# Markov Chain

1. Sep 10, 2009

### hsong9

1. The problem statement, all variables and given/known data
Let X0 be a random variable with values in a countable set I. Let Y1, Y2, ... be a
sequence of independent random variables, uniformly distributed on [0, 1].
Suppose we are given a function G : I x [0, 1] -> I
and define inductively for n >= 0, Xn+1 = G(Xn, Yn+1).
Show that (Xn)n>=0 is a Markov chain and
express its transition matrix P in terms of G.

2. Relevant equations

3. The attempt at a solution
I know that I need to show that Xn+1 depends on Xn by checking the condition in the definition of Markov chain, and then
try to find some formula for P(Xn+1 = j | Xn=i) in terms of G.

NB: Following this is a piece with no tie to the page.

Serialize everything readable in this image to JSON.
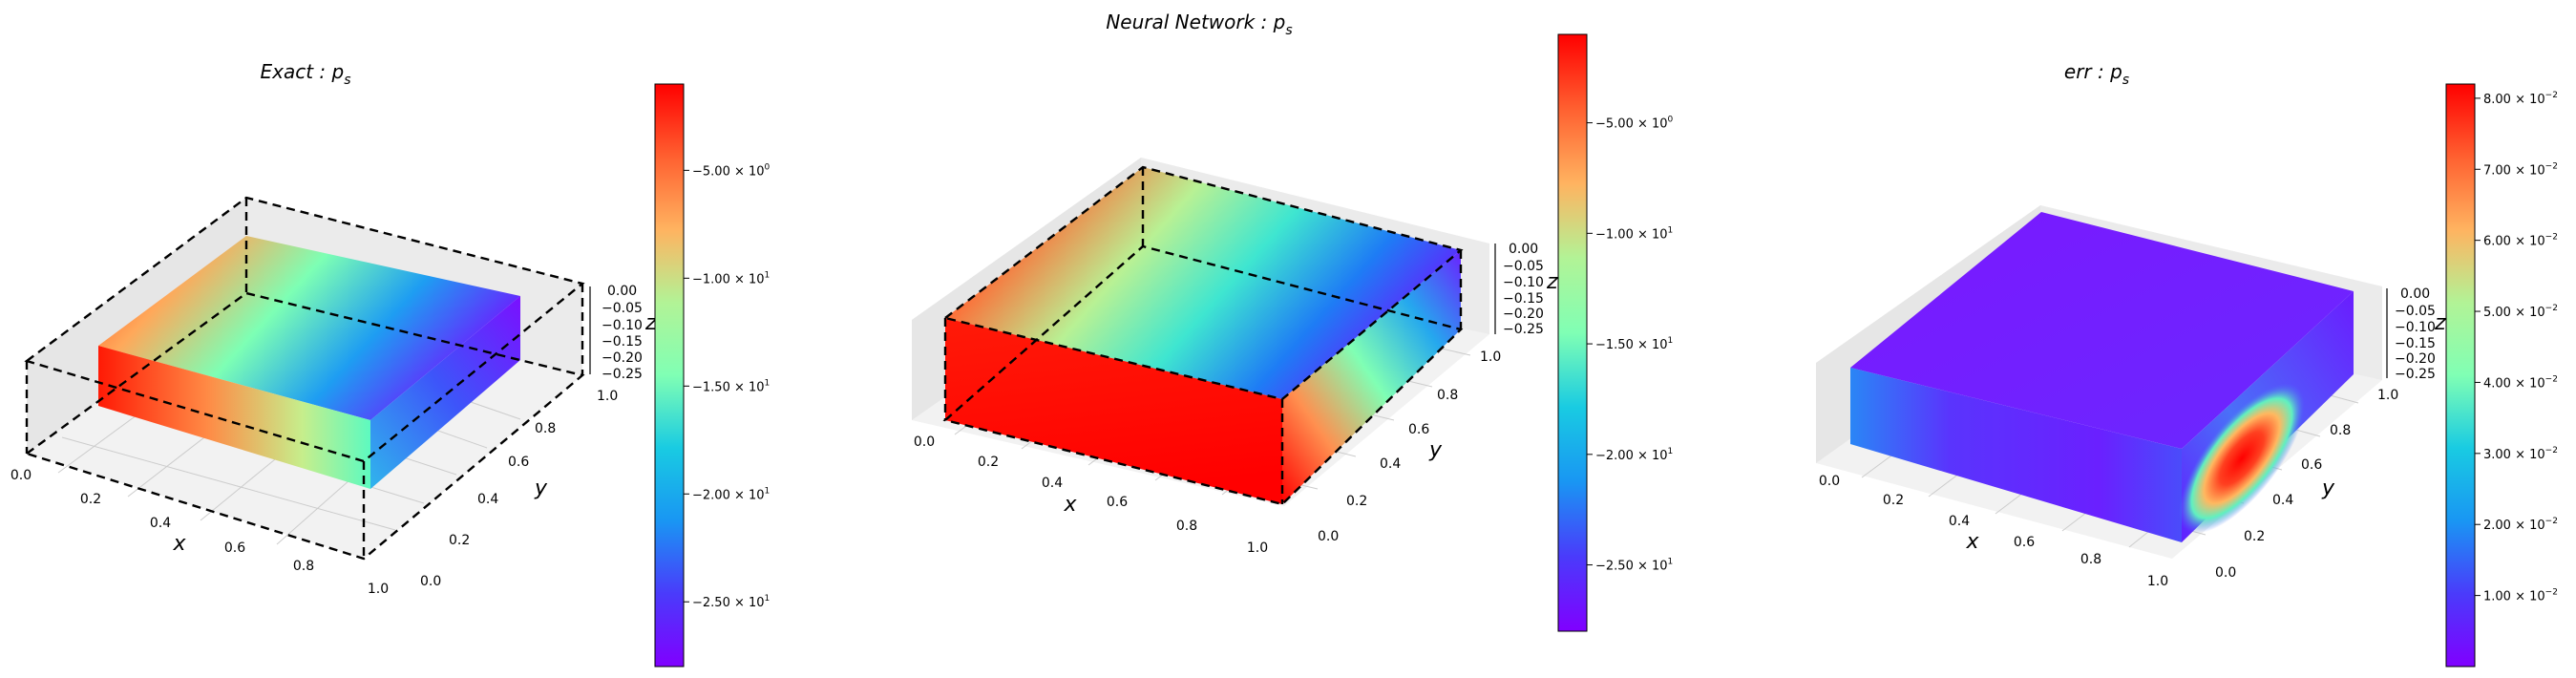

Actually, my background for Markov chain lacks a little, so I have no how I find some formula for P in terms of G.. How do I handle terms of G?
Anybody give me some hints or answer?

2. Sep 5, 2010

### fi1

I guess you should only need to show P[Xn+1 = xn+1 | X1 = x1, X2 = x2, ..., Xn = xn] = P[Xn+1 = xn+1 | Xn = xn]. (Markov property).

In your case it holds, since G is only a function of Xn; and Yi are independent random variables. P[Xn+1 = xn+1 | Xn = xn] = P[G(xn, y)=xn+1] where y is the uniformly distributed random variable.